Democratic Gov. Kathy Hochul said she is ready to declare a state of emergency in hospitals as a way to ensure that enough vaccinated workers can address critical needs, according to a release posted on the state’s website.
National Guard members with medical training could be deployed to hospitals that face shortages due to a large number of staff members who refuse to adhere to the state’s order to have at least one shot of a vaccine by 11:59 p.m. on Monday, Hochul said.
The option of working with the federal government’s Disaster Medical Assistance Teams is also under consideration.
Hochul also indicated that she’s willing to sign an executive order that would radically alter the dynamics of who is allowed to work in health care in highly regulated New York, opening up jobs to anyone who has a license in another state, or even another country.
Bringing health care workers out of retirement is also part of Hochul’s plan.
As of last week, 84 percent of the state’s hospital workers were vaccinated.
The state’s vaccine mandate requires that everyone working in home care, hospice care and adult care facilities must be vaccinated by Oc. 7.
“We are still in a battle against COVID to protect our loved ones, and we need to fight with every tool at our disposal,” she said in the release. “I am monitoring the staffing situation closely, and we have a plan to increase our health care workforce and help alleviate the burdens on our hospitals and other health care facilities.”

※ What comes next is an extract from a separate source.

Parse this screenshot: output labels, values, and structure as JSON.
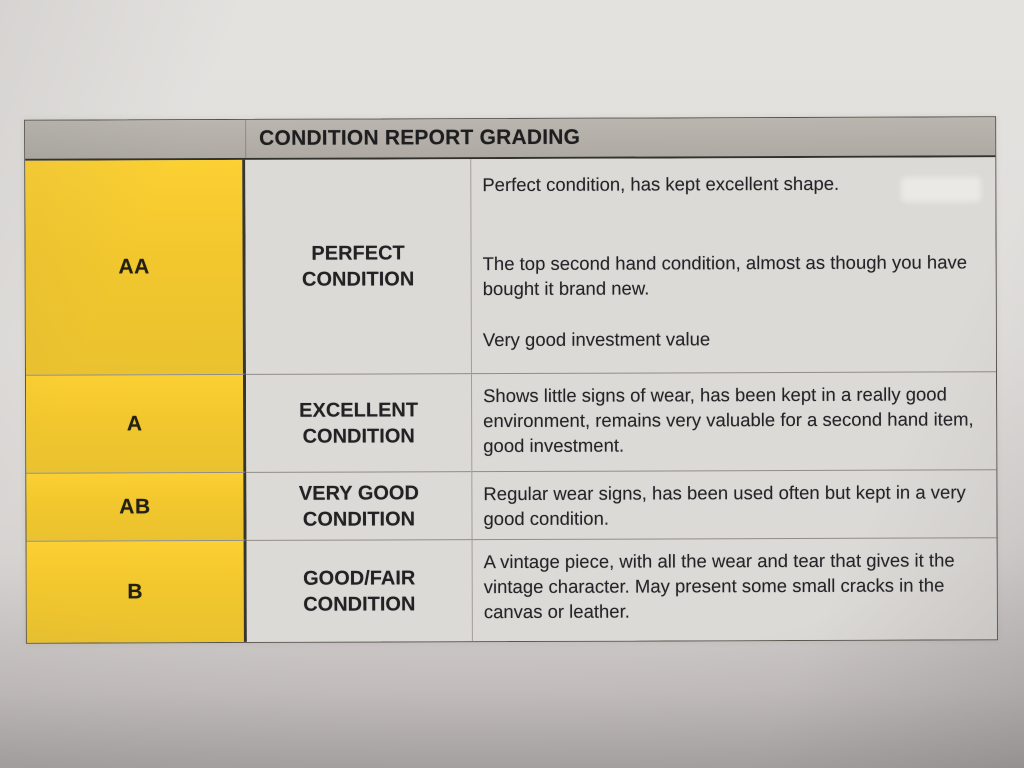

In the release, Hochul stressed that without a doctor-approved request for medical accommodation, health care workers who are let go for not being vaccinated will be unable to claim unemployment benefits.
New York’s vaccine mandate does not provide for religious exemptions to the vaccine.
Eileen Toback, executive director of the New York Professional Nurses Union, which supports the mandate, indicated that the plan might be coming too late, according to a report published by The New York Times on Saturday.
“That could be devastating, particularly when hospitals staff only the exact numbers they need,” Toback said. “There’s no fat on that bone.”
Toback said some health care workers are willing to risk their jobs, believing the state will blink.
“I believe a lot of unvaccinated employees, not just nurses, are banking on the fact that they are so necessary that they won’t be terminated, and they are holding out,” she said.
But some say they will not bend because a principle is involved.
“We give patients a Bill of Rights, and they are able to choose what procedures or tests or medications they want to put in their system,” said Gregory Serafin, a nurse at Erie County Medical Center, and among those suing the state to block the mandate, according to a report in the Times on Friday.
“Health care workers deserve the same medical autonomy to make those decisions.”